8-Core Intel Nehalem-EX To Launch This Month
MojoKid writes "What could you do with 8 physical cores of CPU processing power? Intel's upcoming 8-core Nehalem-EX is launching later this month, according to Intel Xeon Platform Director Shannon Poulin. The announcement puts to rest rumors that the 8-core part might be delayed, and makes good on a promise Intel made last year when the chip maker said it would release the chip in the first half of 2010. To quickly recap, Nehalem-EX boasts an extensive feature-set, including up to 8 cores per processor, up to 16 threads per processor with Intel Hyper-threading, scalability up to eight sockets via Intel's serial Quick Path Interconnect and more with third-party node controllers, and 24MB of shared cache."
Does it have the memory I/O bandwidth to keep up with the CPUs?
Yes
When will I be able to actually buy a mother board with 8 of these 8 core CPUs
When you move out of your parents garage.
The end to "can it run Crysis?" jokes!
Given that the Nehalems all have integrated memory controllers, I'd assume that the memory I/O situation wouldn't become substantially worse as you scaled up.
From TFS's mention of "up to 8 CPUs or more with third-party node controllers" I'm(perhaps optimistically) assuming that that means all the RAM in an up to 8 socket system wouldn't be more than one hop away from any core.
They almost certainly didn't go with 24MB of cache because their main memory situation is perfect; but intel's bigger chips are substantially improved from the old "Hey, let's hang a bunch of super expensive Xeons off a dubiously adequate northbridge through a shared front-side bus, let them starve for memory access, and then get curb stomped by cheaper Opterons!" days.

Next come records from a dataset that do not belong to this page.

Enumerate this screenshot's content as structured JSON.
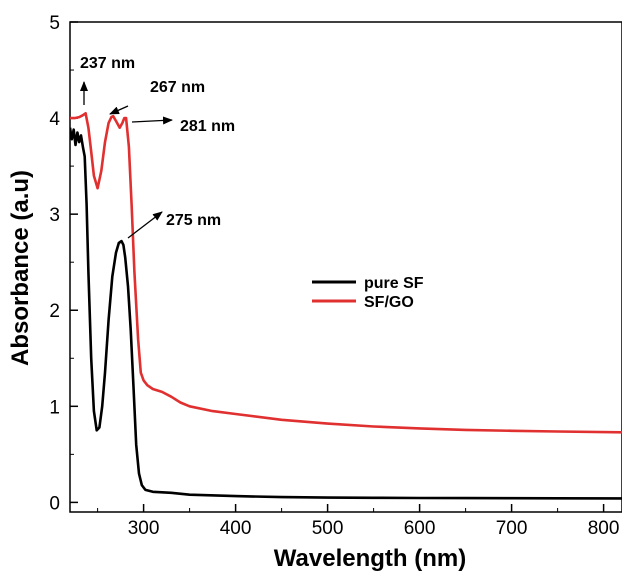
{
  "chart_data": {
    "type": "line",
    "xlabel": "Wavelength (nm)",
    "ylabel": "Absorbance (a.u)",
    "xlim": [
      220,
      820
    ],
    "ylim": [
      -0.1,
      5
    ],
    "xticks": [
      300,
      400,
      500,
      600,
      700,
      800
    ],
    "xtick_labels": [
      "300",
      "400",
      "500",
      "600",
      "700",
      "800"
    ],
    "yticks": [
      0,
      1,
      2,
      3,
      4,
      5
    ],
    "ytick_labels": [
      "0",
      "1",
      "2",
      "3",
      "4",
      "5"
    ],
    "grid": false,
    "legend_position": "center-right",
    "series": [
      {
        "name": "pure SF",
        "color": "#000000",
        "x": [
          220,
          222,
          224,
          226,
          228,
          230,
          232,
          234,
          236,
          238,
          240,
          243,
          246,
          249,
          252,
          255,
          258,
          262,
          266,
          270,
          273,
          276,
          278,
          280,
          283,
          286,
          289,
          292,
          295,
          298,
          302,
          310,
          330,
          350,
          400,
          450,
          500,
          550,
          600,
          650,
          700,
          750,
          820
        ],
        "y": [
          3.9,
          3.78,
          3.88,
          3.72,
          3.85,
          3.75,
          3.82,
          3.7,
          3.6,
          3.1,
          2.4,
          1.5,
          0.95,
          0.75,
          0.78,
          1.0,
          1.35,
          1.9,
          2.35,
          2.6,
          2.7,
          2.72,
          2.68,
          2.55,
          2.25,
          1.8,
          1.2,
          0.6,
          0.3,
          0.18,
          0.13,
          0.11,
          0.1,
          0.08,
          0.065,
          0.055,
          0.05,
          0.048,
          0.046,
          0.045,
          0.044,
          0.043,
          0.042
        ]
      },
      {
        "name": "SF/GO",
        "color": "#e03030",
        "x": [
          220,
          225,
          230,
          234,
          237,
          240,
          243,
          246,
          250,
          254,
          258,
          262,
          265,
          267,
          270,
          274,
          277,
          279,
          281,
          284,
          287,
          290,
          294,
          297,
          300,
          304,
          310,
          320,
          330,
          340,
          350,
          375,
          400,
          450,
          500,
          550,
          600,
          650,
          700,
          750,
          820
        ],
        "y": [
          4.0,
          4.0,
          4.01,
          4.03,
          4.05,
          3.9,
          3.65,
          3.4,
          3.27,
          3.45,
          3.75,
          3.95,
          4.01,
          4.02,
          3.97,
          3.9,
          3.95,
          4.0,
          4.0,
          3.7,
          3.1,
          2.4,
          1.7,
          1.35,
          1.27,
          1.22,
          1.18,
          1.15,
          1.1,
          1.04,
          1.0,
          0.95,
          0.92,
          0.86,
          0.82,
          0.79,
          0.77,
          0.755,
          0.745,
          0.738,
          0.73
        ]
      }
    ],
    "annotations": [
      {
        "text": "237 nm",
        "x": 237,
        "y": 4.05
      },
      {
        "text": "267 nm",
        "x": 267,
        "y": 4.02
      },
      {
        "text": "281 nm",
        "x": 281,
        "y": 4.0
      },
      {
        "text": "275 nm",
        "x": 276,
        "y": 2.72
      }
    ]
  }
}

http://arstechnica.com/hardware/news/2009/09/ibms-8-core-power7-twice-the-muscle-half-the-transistors.ars
Yes... on Friday nights, me, her, and your mom do threesomes.
http://www.sun.com/processors/UltraSPARC-T2/
And the future Ultrasparc T3 will have 16 cores and 8 threads per core for a total of 128 threads per chip
http://arstechnica.com/business/news/2010/02/two-billion-transistor-beasts-power7-and-niagara-3.ars?utm_source=rss&utm_medium=rss&utm_campaign=rss
In other news, AMD has a blog article on it's soon to be launched competitor to this, Socket G32 8-core/12-core Opterons:
http://blogs.amd.com/work/2010/02/22/magny-cours-is-right-on-schedule-and-shipping-to-customers/
Hyperthreading used to suck, but it works pretty well now. In the benchmarks I've done with my code I see about a 60% speedup.
http://www.vips.ecs.soton.ac.uk/index.php?title=Benchmarks#Results_summary
This makes me sad. Web 2-point-Oh is such a waste of a perfectly good 8-core processor.
10 years ago if you had told me about an 8-core processor I would have imagined using it for kick-of-the-ass games, immersive virtual reality, editing 3D video and simulating newer, more deadly designs of chainsaw chain.
But noo, instead they are used to pump out inefficient JavaShit-based versions of the Desktop software we had in '93 with a shiny new rounded corner interface to web browsers around the world. Great.
So, how soon until newegg.com has the fake ones in stock?
I see even classic Slashdot is now pretty much unusable on dial up anymore.
It will improve gaming performance if you happened to be running something like Quakes Wars in ray tracing.
Intel put together a demo on a workstation system with two Nehalem quad-core CPUs getting about 15 - 20 fps.
Since ray tracing is embarrassingly parallel, all one needs to do to improve performance is to throw more cores at it.
Keep in mind ray tracing is much more cpu intensive than gpu intensive...
"I am the king of the Romans, and am superior to rules of grammar!"